TAMPA — It's no wonder adults try to get in the heads of children, to recall how it felt to dream big without the realities of maturity bugging you.
The latest Florida Orchestra masterworks program, conducted by Cristian Macelaru, gave the audience three chances Friday night at the David A. Straz Jr. Center for the Performing Arts. The main event was Gustav Mahler's Symphony No. 4, a thrilling four-part vision of the afterlife that ends in the eyes of a child.
First came Richard Strauss' Serenade for Winds, a piece the rebellious teenager composed after sneaking into a Wagner rehearsal his father forbade (that new sound, you know). Principal flutist Clay Ellerbroek shone in this whimsical interplay among 13 wind instruments.
An orchestra performance can be a touch underwhelming, both visually and acoustically, in the Straz's Ferguson Hall. It's especially the case with a Mahler program, which could really use a more significant venue (Morsani Hall was full with Motown the Musical on Friday).
The addition of soprano Talise Trevigne to the stage in a grand white satin skirt gave the atmosphere more sense of occasion and glamour. Her voice was clear and never drowned, effectively interpreting Samuel Barber's Knoxville: Summer of 1915. Barber composed this when his father was near death, based on the writing of James Agee.

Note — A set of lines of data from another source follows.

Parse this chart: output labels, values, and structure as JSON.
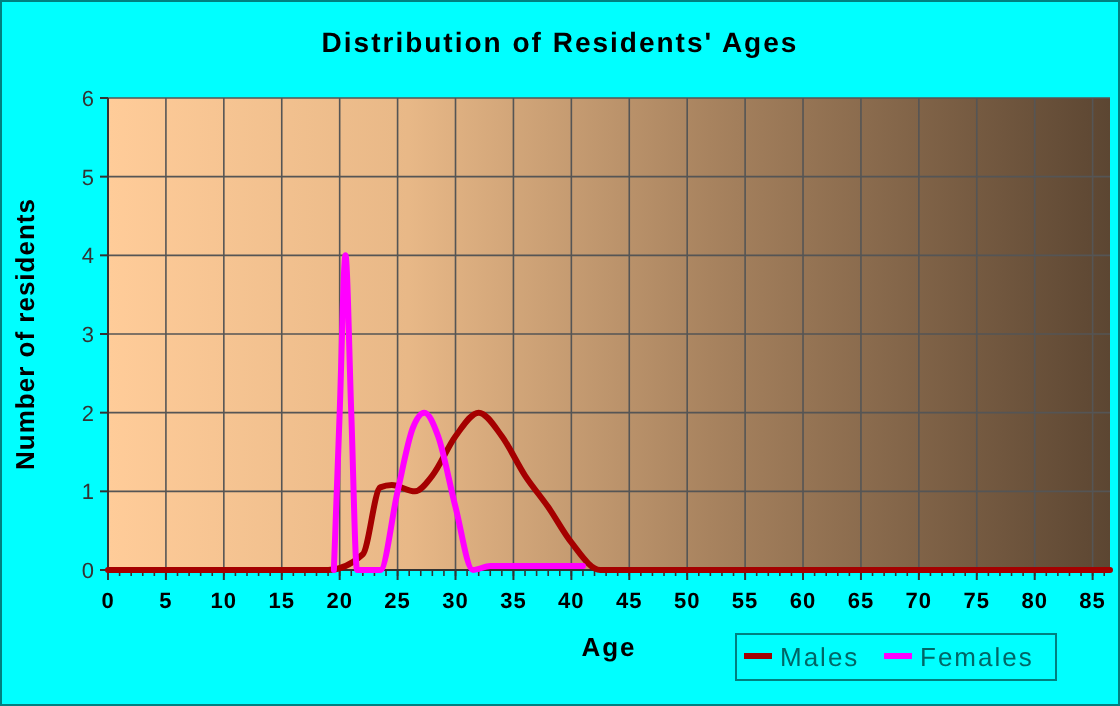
{
  "chart_data": {
    "type": "line",
    "title": "Distribution of Residents' Ages",
    "xlabel": "Age",
    "ylabel": "Number of residents",
    "xlim": [
      0,
      86.5
    ],
    "ylim": [
      0,
      6
    ],
    "xticks": [
      0,
      5,
      10,
      15,
      20,
      25,
      30,
      35,
      40,
      45,
      50,
      55,
      60,
      65,
      70,
      75,
      80,
      85
    ],
    "yticks": [
      0,
      1,
      2,
      3,
      4,
      5,
      6
    ],
    "grid": true,
    "legend": "bottom right",
    "marker": "none",
    "line_style": "solid",
    "series": [
      {
        "name": "Males",
        "color": "#a50000",
        "x": [
          0,
          10,
          19,
          22,
          23.5,
          24.5,
          26.5,
          28,
          30,
          32,
          34,
          36,
          38,
          40,
          42.5,
          50,
          60,
          70,
          80,
          86.5
        ],
        "values": [
          0,
          0,
          0,
          0.2,
          1.05,
          1.08,
          1,
          1.2,
          1.7,
          2,
          1.7,
          1.2,
          0.8,
          0.35,
          0,
          0,
          0,
          0,
          0,
          0
        ]
      },
      {
        "name": "Females",
        "color": "#ff00ff",
        "x": [
          19.5,
          20,
          20.5,
          21,
          21.5,
          23.5,
          25,
          26.3,
          27.3,
          28.5,
          30,
          31.5,
          33,
          41
        ],
        "values": [
          0,
          2,
          4,
          2,
          0,
          0,
          1,
          1.8,
          2,
          1.7,
          0.8,
          0,
          0.05,
          0.05
        ]
      }
    ]
  }
}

Trevigne sings Agee's English words. But due to the nature of operatic pronunciation, you'll have to follow the program to translate a child's perfect summer night of blue dew and stars and quilts. With the death looming, a soul-stirring moment came when the orchestra made a giant, dissonant leap, crying out while Trevigne sang of a good-hearted father.
The first half was only 30 minutes, so people kind of shuffled out to intermission unsure if they really needed it. But it was a good idea with the 55-minute Mahler coming up.
The symphony is a heck of a Mahler ride — complex, interesting, often hard to understand — but Macelaru kept things on track. There were clean reminders of place, including recurring sleigh bells from principal percussionist John Shaw (really cool alongside thumps from double basses).
In the second movement, concertmaster Jeffrey Multer switched violins to one tuned with more tension (and slightly more reddish in color? Or was that just me?). It was meant to sound like the devil, and it especially did when Multer plucked it. Picture a jagged fingernail poking you in the back.
Reprieve came in the third movement, the pace almost too relaxed after the frenzy we had just experienced. It all built to the finale, with Trevigne interpreting a child meeting St. Peter and smelling bread baked by angels.
How do you think a child would see heaven? It sounds so poetic and serene when you say it, but imagine the reality. The running. The sensory overload. The sheer excitement of it all.